Вскоре после возвращения Гумилев узнал в редакции журнала «Весна», что с ним искал встречи Сергей Ауслендер – писатель из близкого окружения Вячеслава Ивановича Иванова, хозяина «салона на башне». Об этом ареопаге законодателей литературной моды в Петербурге не стихала громкая молва. Одевшись как нужно для столь ответственного знакомства, Гумилев прибыл на Вознесенский проспект; указанный адрес почему-то оказался хирургической лечебницей. Дав знать больничному привратнику о своем прибытии, он, ожидая приглашения, задумчиво теребил белоснежные перчатки. А швейцар тем временем бурей ворвался в полуказенное пристанище, устроенное писателю дядей-врачом, владельцем лечебницы:
– Немедленно вставайте, к Вам пришли-с!
– Кто пришел? – испугался со сна Ауслендер, еще не отошедший от вчерашней студенческой попойки.
– Да уж из тех, какие к Вам не ходят-с…
Гумилев, играя цилиндром, изумленно вступил в огромную неуютную комнату, мало чем отличающуюся от складской или больничной палаты. На кровати сидел растрепанный миловидный юноша, поспешно застегивающий ворот измятой рубахи.
– Ауслендер Сергей Абрамович?
– О-он самый, – ответил юноша, судорожно сглотнув.
– Пришел по приглашению, а также чтобы высказать некоторые мнения о вашей прозе…
«Сначала с ним было очень трудно, – признавался Ауслендер. – Я был еще молодым студентом, хотя уже печатался тогда. Но вот явился человек, которого я не знал, сразу взявший тон ментора и начавший давать советы, как писать… Просидели мы долго, впечатление сглаживалось, но Гумилев все еще был накрахмаленным. Я сказал, что вечером буду на «среде» Вячеслава Иванова, и он выразил тоже желание поехать со мной, но с таким видом, точно он делает это из уважения к Вяч. Иванову».

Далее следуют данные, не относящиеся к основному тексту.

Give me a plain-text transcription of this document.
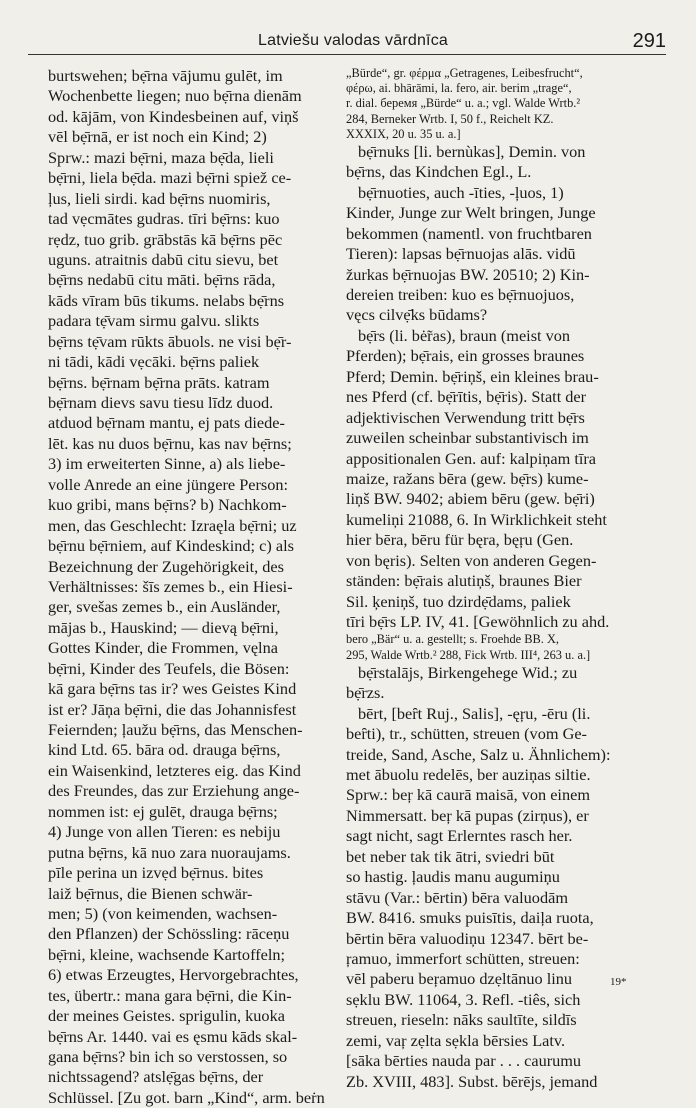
Latviešu valodas vārdnīca	291
burtswehen; bẹ̄rna vājumu gulēt, im
Wochenbette liegen; nuo bẹ̄rna dienām
od. kājām, von Kindesbeinen auf, viņš
vēl bẹ̄rnā, er ist noch ein Kind; 2)
Sprw.: mazi bẹ̄rni, maza bẹ̄da, lieli
bẹ̄rni, liela bẹ̄da. mazi bẹ̄rni spiež ce-
ļus, lieli sirdi. kad bẹ̄rns nuomiris,
tad vẹcmātes gudras. tīri bẹ̄rns: kuo
rẹdz, tuo grib. grābstās kā bẹ̄rns pēc
uguns. atraitnis dabū citu sievu, bet
bẹ̄rns nedabū citu māti. bẹ̄rns rāda,
kāds vīram būs tikums. nelabs bẹ̄rns
padara tẹ̄vam sirmu galvu. slikts
bẹ̄rns tẹ̄vam rūkts ābuols. ne visi bẹ̄r-
ni tādi, kādi vẹcāki. bẹ̄rns paliek
bẹ̄rns. bẹ̄rnam bẹ̄rna prāts. katram
bẹ̄rnam dievs savu tiesu līdz duod.
atduod bẹ̄rnam mantu, ej pats diede-
lēt. kas nu duos bẹ̄rnu, kas nav bẹ̄rns;
3) im erweiterten Sinne, a) als liebe-
volle Anrede an eine jüngere Person:
kuo gribi, mans bẹ̄rns? b) Nachkom-
men, das Geschlecht: Izraęla bẹ̄rni; uz
bẹ̄rnu bẹ̄rniem, auf Kindeskind; c) als
Bezeichnung der Zugehörigkeit, des
Verhältnisses: šīs zemes b., ein Hiesi-
ger, svešas zemes b., ein Ausländer,
mājas b., Hauskind; — dievą bẹ̄rni,
Gottes Kinder, die Frommen, vęlna
bẹ̄rni, Kinder des Teufels, die Bösen:
kā gara bẹ̄rns tas ir? wes Geistes Kind
ist er? Jāņa bẹ̄rni, die das Johannisfest
Feiernden; ļaužu bẹ̄rns, das Menschen-
kind Ltd. 65. bāra od. drauga bẹ̄rns,
ein Waisenkind, letzteres eig. das Kind
des Freundes, das zur Erziehung ange-
nommen ist: ej gulēt, drauga bẹ̄rns;
4) Junge von allen Tieren: es nebiju
putna bẹ̄rns, kā nuo zara nuoraujams.
pīle perina un izvẹd bẹ̄rnus. bites
laiž bẹ̄rnus, die Bienen schwär-
men; 5) (von keimenden, wachsen-
den Pflanzen) der Schössling: rāceņu
bẹ̄rni, kleine, wachsende Kartoffeln;
6) etwas Erzeugtes, Hervorgebrachtes,
tes, übertr.: mana gara bẹ̄rni, die Kin-
der meines Geistes. sprigulin, kuoka
bẹ̄rns Ar. 1440. vai es ęsmu kāds skal-
gana bẹ̄rns? bin ich so verstossen, so
nichtssagend? atslẹ̄gas bẹ̄rns, der
Schlüssel. [Zu got. barn „Kind“, arm. beṙn
„Bürde“, gr. φέρμα „Getragenes, Leibesfrucht“,
φέρω, ai. bhārāmi, la. fero, air. berim „trage“,
r. dial. беремя „Bürde“ u. a.; vgl. Walde Wrtb.²
284, Berneker Wrtb. I, 50 f., Reichelt KZ.
XXXIX, 20 u. 35 u. a.]
bẹ̄rnuks [li. bernùkas], Demin. von
bẹ̄rns, das Kindchen Egl., L.
bẹ̄rnuoties, auch -īties, -ļuos, 1)
Kinder, Junge zur Welt bringen, Junge
bekommen (namentl. von fruchtbaren
Tieren): lapsas bẹ̄rnuojas alās. vidū
žurkas bẹ̄rnuojas BW. 20510; 2) Kin-
dereien treiben: kuo es bẹ̄rnuojuos,
vęcs cilvẹ̄ks būdams?
bẹ̄rs (li. bė̃ras), braun (meist von
Pferden); bẹ̄rais, ein grosses braunes
Pferd; Demin. bẹ̄riņš, ein kleines brau-
nes Pferd (cf. bẹ̄rītis, bẹ̄ris). Statt der
adjektivischen Verwendung tritt bẹ̄rs
zuweilen scheinbar substantivisch im
appositionalen Gen. auf: kalpiņam tīra
maize, ražans bēra (gew. bẹ̄rs) kume-
liņš BW. 9402; abiem bēru (gew. bẹ̄ri)
kumeliņi 21088, 6. In Wirklichkeit steht
hier bēra, bēru für bęra, bęŗu (Gen.
von bęris). Selten von anderen Gegen-
ständen: bẹ̄rais alutiņš, braunes Bier
Sil. ķeniņš, tuo dzirdẹ̄dams, paliek
tīri bẹ̄rs LP. IV, 41. [Gewöhnlich zu ahd.
bero „Bär“ u. a. gestellt; s. Froehde BB. X,
295, Walde Wrtb.² 288, Fick Wrtb. III⁴, 263 u. a.]
bẹ̄rstalājs, Birkengehege Wid.; zu
bẹ̄rzs.
bērt, [beȓt Ruj., Salis], -ęŗu, -ēru (li.
beȓti), tr., schütten, streuen (vom Ge-
treide, Sand, Asche, Salz u. Ähnlichem):
met ābuolu redelēs, ber auziņas siltie.
Sprw.: beŗ kā caurā maisā, von einem
Nimmersatt. beŗ kā pupas (zirņus), er
sagt nicht, sagt Erlerntes rasch her.
bet neber tak tik ātri, sviedri būt
so hastig. ļaudis manu augumiņu
stāvu (Var.: bērtin) bēra valuodām
BW. 8416. smuks puisītis, daiļa ruota,
bērtin bēra valuodiņu 12347. bērt be-
ŗamuo, immerfort schütten, streuen:
vēl paberu beŗamuo dzẹltānuo linu
sẹklu BW. 11064, 3. Refl. -tiês, sich
streuen, rieseln: nāks saultīte, sildīs
zemi, vaŗ zẹlta sẹkla bērsies Latv.
[sāka bērties nauda par . . . caurumu
Zb. XVIII, 483]. Subst. bērējs, jemand
19*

Литературно-артистический салон в огромном, похожем на средневековый замок доме с башней на углу Таврической и Курской улиц, куда, взяв извозчика, направились Гумилев и Ауслендер, прославился впервые четыре года назад. Слава эта имела скандальный отголосок. Блестящий историк, Вячеслав Иванов был знатоком античных языческих культов и думал оживить скудную духовную жизнь петербургской интеллигенции древнегреческими вакханалиями – буйными танцами, песнопениями и хмельным оргийным весельем, в котором некогда эллинские поклонники бога Диониса черпали энергию для своих головокружительных вдохновений. После гибели писательницы Зиновьевой-Аннибал[97], жены Иванова и главной вдохновительницы «башенных» радений, жизнь салона стала куда тише, но «башня» продолжала оставаться собранием самых ярких и оригинальных дарований в столичном литературном, художественном и научном мире. Теперь это был своеобразный гостевой клуб, куда завсегдатаи приводили неофитов на поздние домашние обеды-симпозионы[98]. «За обедом всегда сидело человек восемь-девять или больше, – вспоминала Лидия Иванова, юная дочка хозяина «башни». – И обед затягивался, самовар не переставал работать до поздней ночи. Кто только не сиживал у нас за столом! Крупные писатели, поэты, философы, художники, актеры, музыканты, профессора, студенты, начинающие поэты, оккультисты; люди полусумасшедшие на самом деле и другие, выкидывающие что-то для оригинальности; декаденты, экзальтированные дамы». Спровадив гостей, Вячеслав Иванов неизменно отправлялся работать. Писал он всю ночь напролет, а спать укладывался с восходом солнца. Утро его начиналось в два-три часа дня, когда новые гости уже рекомендовались внизу, в роскошном вестибюле, и важный швейцар в ливрее (в том же доме проживал бывший военный министр, несчастливый генерал Куропаткин) пропускал их на устланную коврами парадную лестницу.